Intervals where f is concave downwards and decreasing.

## Video transcript

- [Voiceover] Part b,
on what open intervals contained in negative three is
less than x is less than four is the graph of f both
concave down and decreasing? Give a reason for your answer. All right, so f and this should be both concave down and decreasing. So f concave down, concave down. That's going to be true if and only if the second derivative
of f is less than zero which is true if and only if f prime is decreasing, f prime is decreasing. So that's how we can tell
when f is concave down. I wanna see what do I
need to observe of f prime because that's the graph they gave us. All right, now for f to be decreasing, f is going to be decreasing if and only if, we are decreasing when
you have a negative slope if your relative change is negative. So that's true if and only if f prime of x is less than zero. So both true. Both true when f prime of x is less than zero and decreasing, and, let me write, and
f prime is decreasing. And f prime, decreasing.
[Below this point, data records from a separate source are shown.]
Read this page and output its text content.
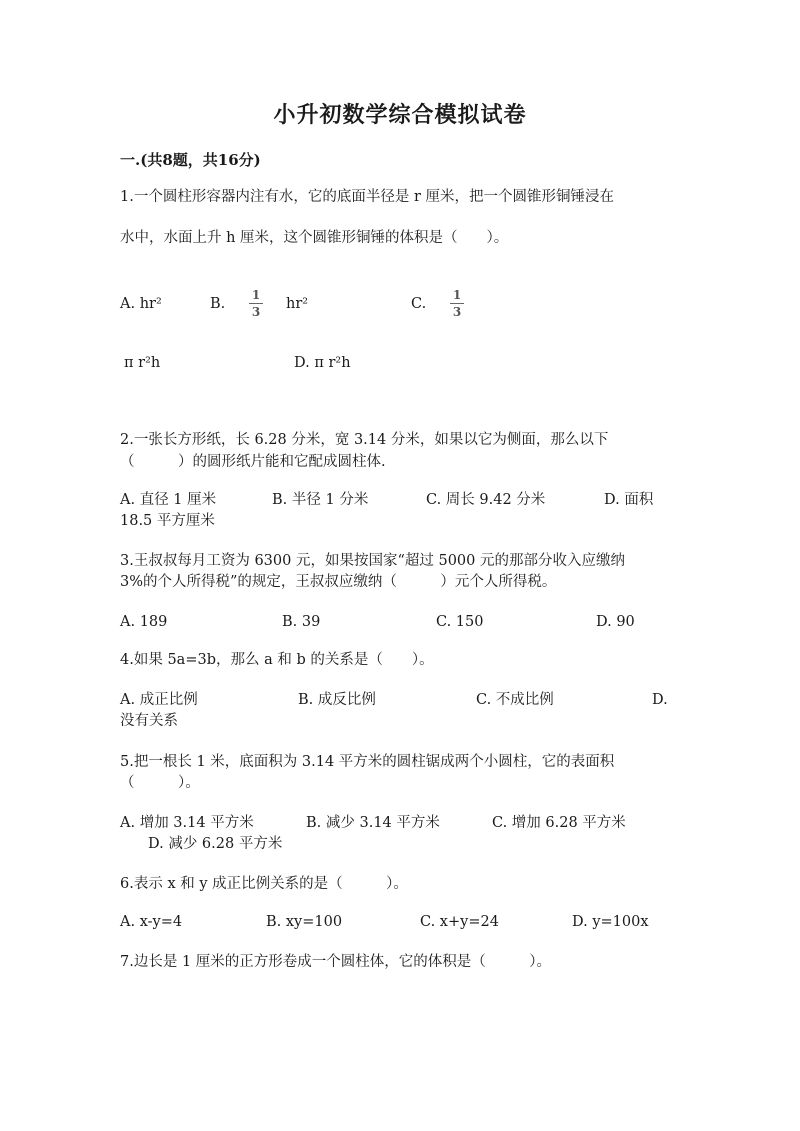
小升初数学综合模拟试卷
一.(共8题，共16分)
1.一个圆柱形容器内注有水，它的底面半径是 r 厘米，把一个圆锥形铜锤浸在
水中，水面上升 h 厘米，这个圆锥形铜锤的体积是（　　）。
A. hr²	B.
1
3 hr²	C.
1
3
π r²h	D. π r²h
2.一张长方形纸，长 6.28 分米，宽 3.14 分米，如果以它为侧面，那么以下
（　　　）的圆形纸片能和它配成圆柱体.
A. 直径 1 厘米	B. 半径 1 分米	C. 周长 9.42 分米	D. 面积
18.5 平方厘米
3.王叔叔每月工资为 6300 元，如果按国家“超过 5000 元的那部分收入应缴纳
3%的个人所得税”的规定，王叔叔应缴纳（　　　）元个人所得税。
A. 189	B. 39	C. 150	D. 90
4.如果 5a=3b，那么 a 和 b 的关系是（　　）。
A. 成正比例	B. 成反比例	C. 不成比例	D.
没有关系
5.把一根长 1 米，底面积为 3.14 平方米的圆柱锯成两个小圆柱，它的表面积
（　　　）。
A. 增加 3.14 平方米	B. 减少 3.14 平方米	C. 增加 6.28 平方米
D. 减少 6.28 平方米
6.表示 x 和 y 成正比例关系的是（　　　）。
A. x-y=4	B. xy=100	C. x+y=24	D. y=100x
7.边长是 1 厘米的正方形卷成一个圆柱体，它的体积是（　　　）。
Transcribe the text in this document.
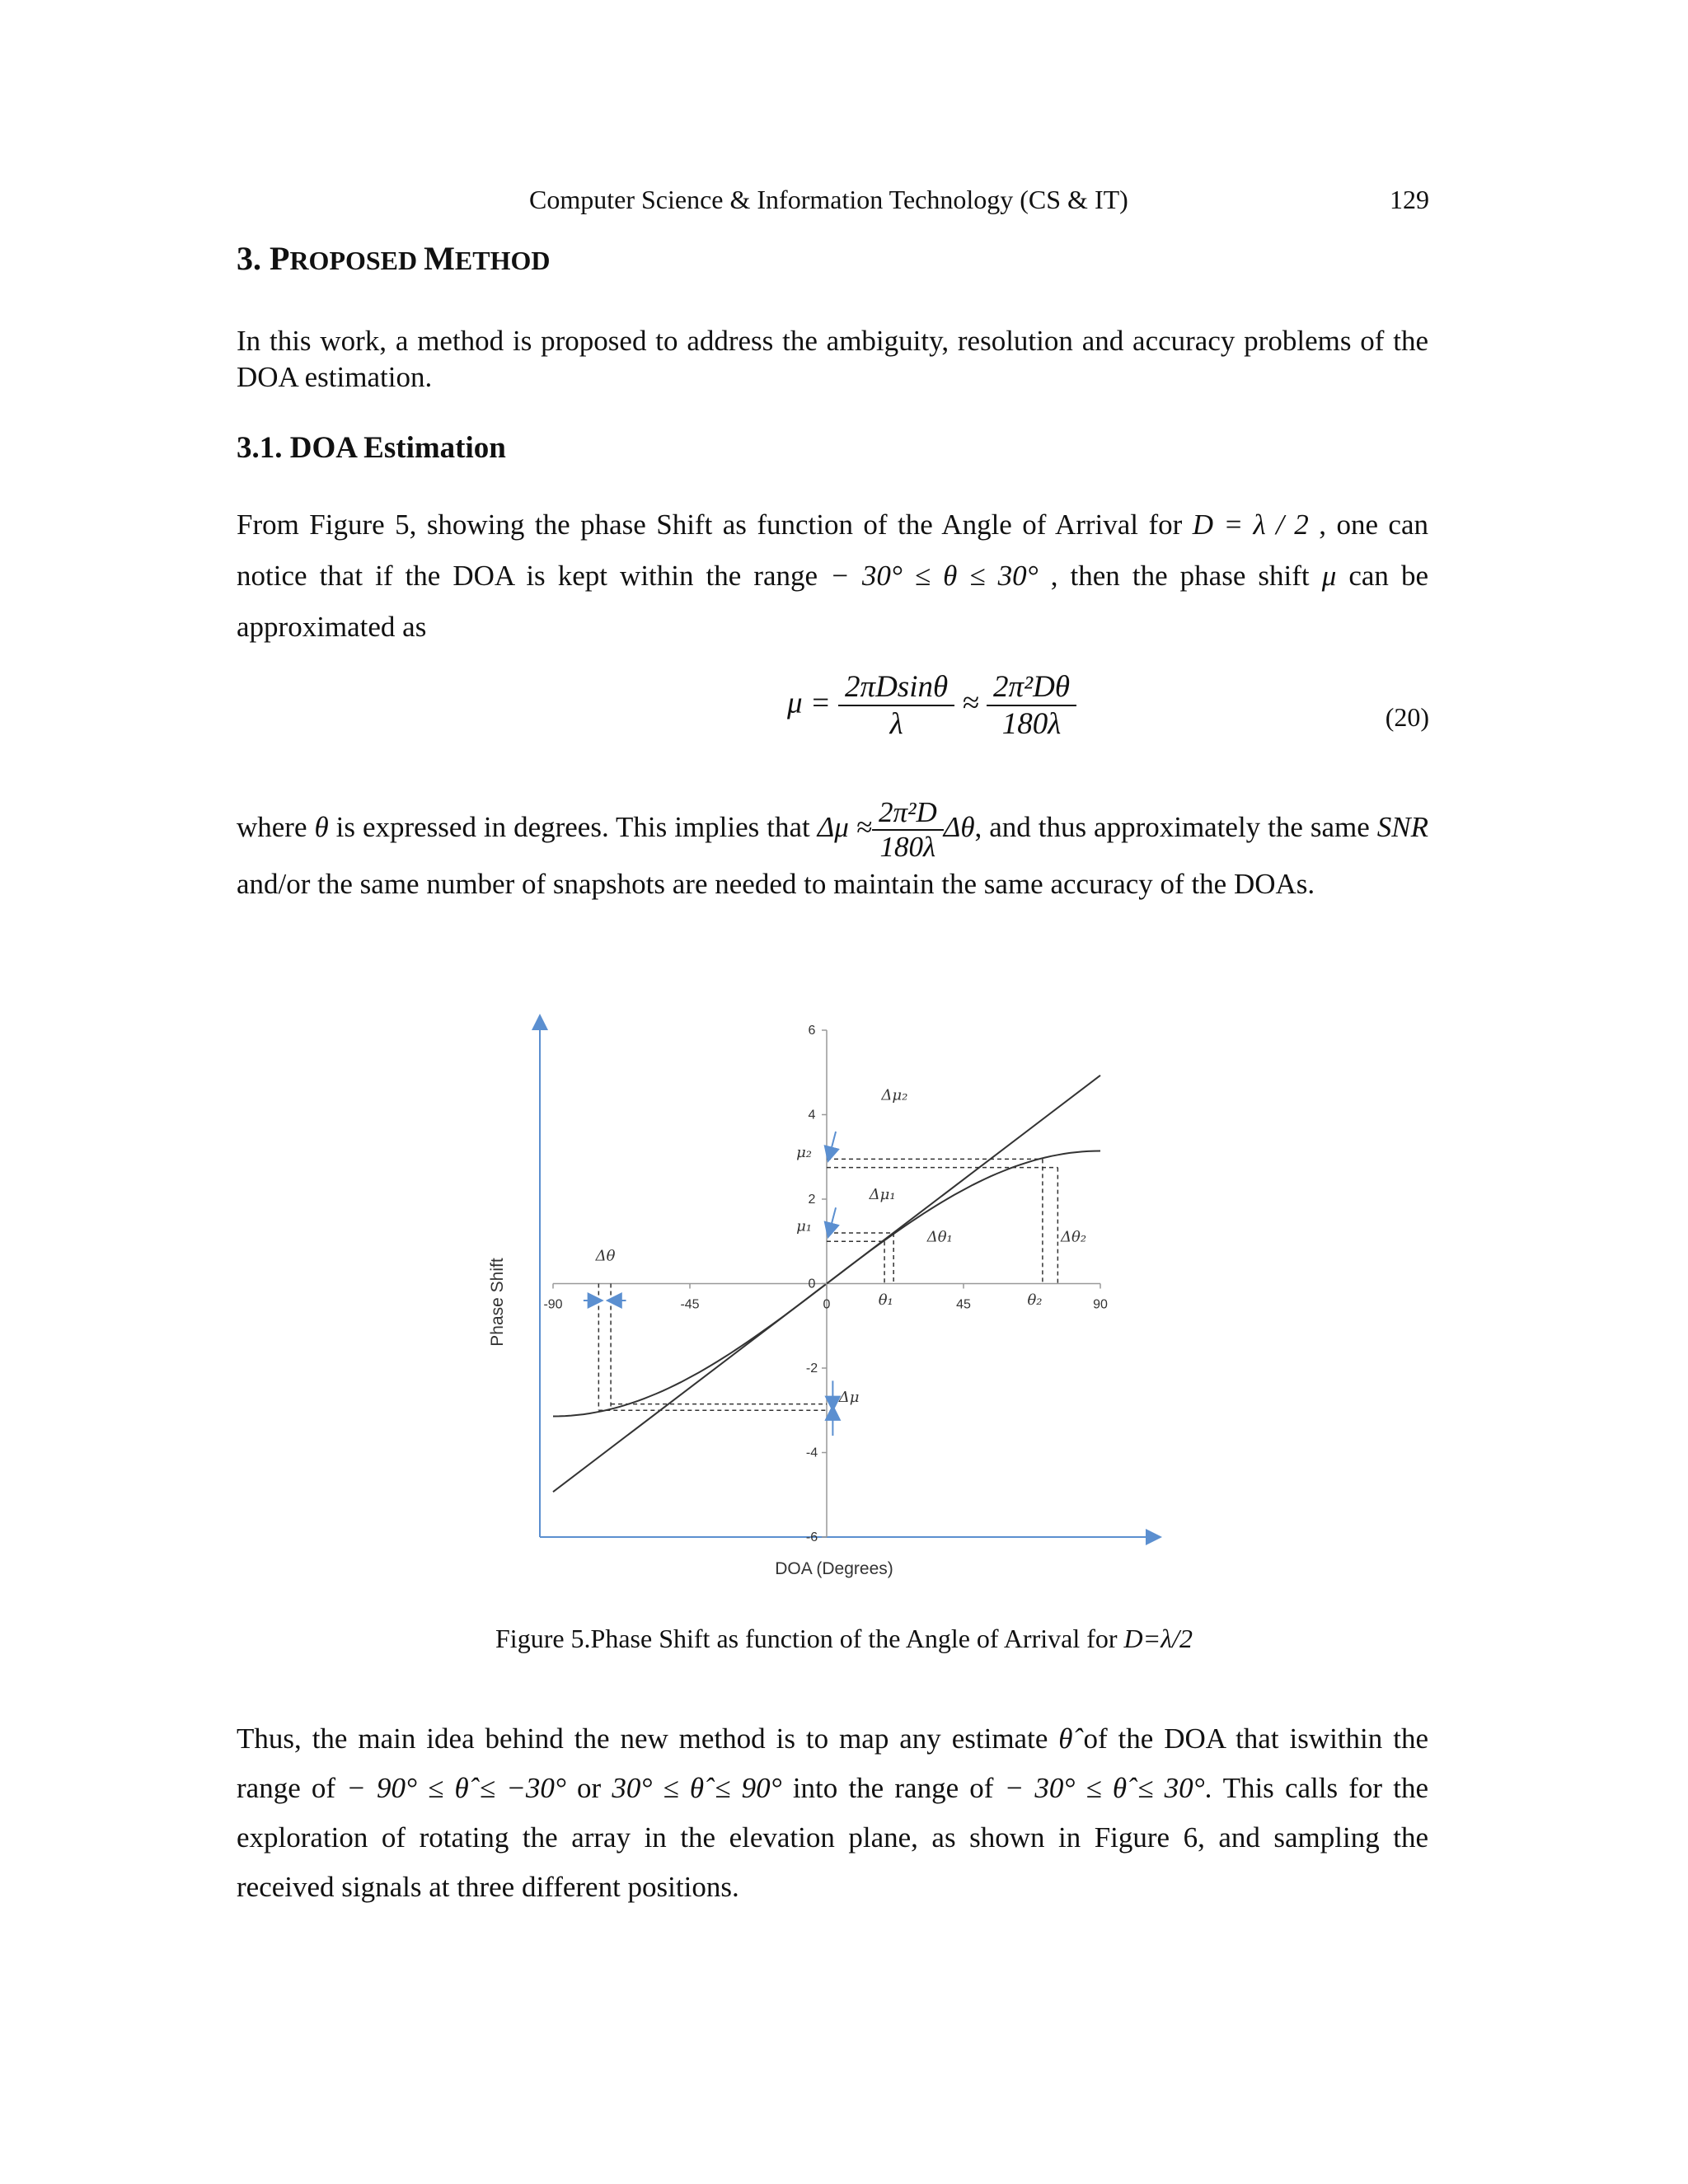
Computer Science & Information Technology (CS & IT)	129
3. PROPOSED METHOD
In this work, a method is proposed to address the ambiguity, resolution and accuracy problems of the DOA estimation.
3.1. DOA Estimation
From Figure 5, showing the phase Shift as function of the Angle of Arrival for D = λ / 2 , one can notice that if the DOA is kept within the range − 30° ≤ θ ≤ 30° , then the phase shift μ can be approximated as
$\mu = \frac{2\pi Dsin\theta}{\lambda} \approx \frac{\text{2π²Dθ}}{180\lambda}$	(20)
where θ is expressed in degrees. This implies that $\Delta\mu \approx \frac{\text{2π²D}}{180\lambda} \Delta\theta$, and thus approximately the same SNR and/or the same number of snapshots are needed to maintain the same accuracy of the DOAs.
Δμ₂
μ₂
Δμ₁
μ₁
Δθ₁	Δθ₂
Δθ
θ₁	θ₂
Δμ
-90	-45	0	45	90
6
4
2
0
-2
-4
-6
DOA (Degrees)
Phase Shift
Figure 5.Phase Shift as function of the Angle of Arrival for D=λ/2
Thus, the main idea behind the new method is to map any estimate θ̂ of the DOA that iswithin the range of − 90° ≤ θ̂ ≤ −30° or 30° ≤ θ̂ ≤ 90° into the range of − 30° ≤ θ̂ ≤ 30°. This calls for the exploration of rotating the array in the elevation plane, as shown in Figure 6, and sampling the received signals at three different positions.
So let's see if we can identify that. Well, let's go back to our graph and see when is f prime
of x less than zero and decreasing. So if we look at less than zero, let me highlight this, so less than zero. I'm highlighting it in
magenta right over here. This is all the places
where we are less than zero in magenta. And now of that, where are we decreasing? Well, we are decreasing over
this interval right over here. So that would be negative
two is less than x which is less than negative one. So that's we're decreasing of the places where we are negative. I'm taking the subset
of where we are negative to think what we're decreasing. We're decreasing right there. And we are also decreasing, we are also decreasing right over there. So that is one is less than
x which is less than three. Now we are decreasing before x
equals negative two over here but we're not less than zero there so I'm not gonna include that. And so we have our intervals. So our open intervals. So we have both true for when
these two things are true. And so this happens. This happens when negative two is less than
x is less than negative one or one is less than x is less than three. So those are two open intervals. This one and that one.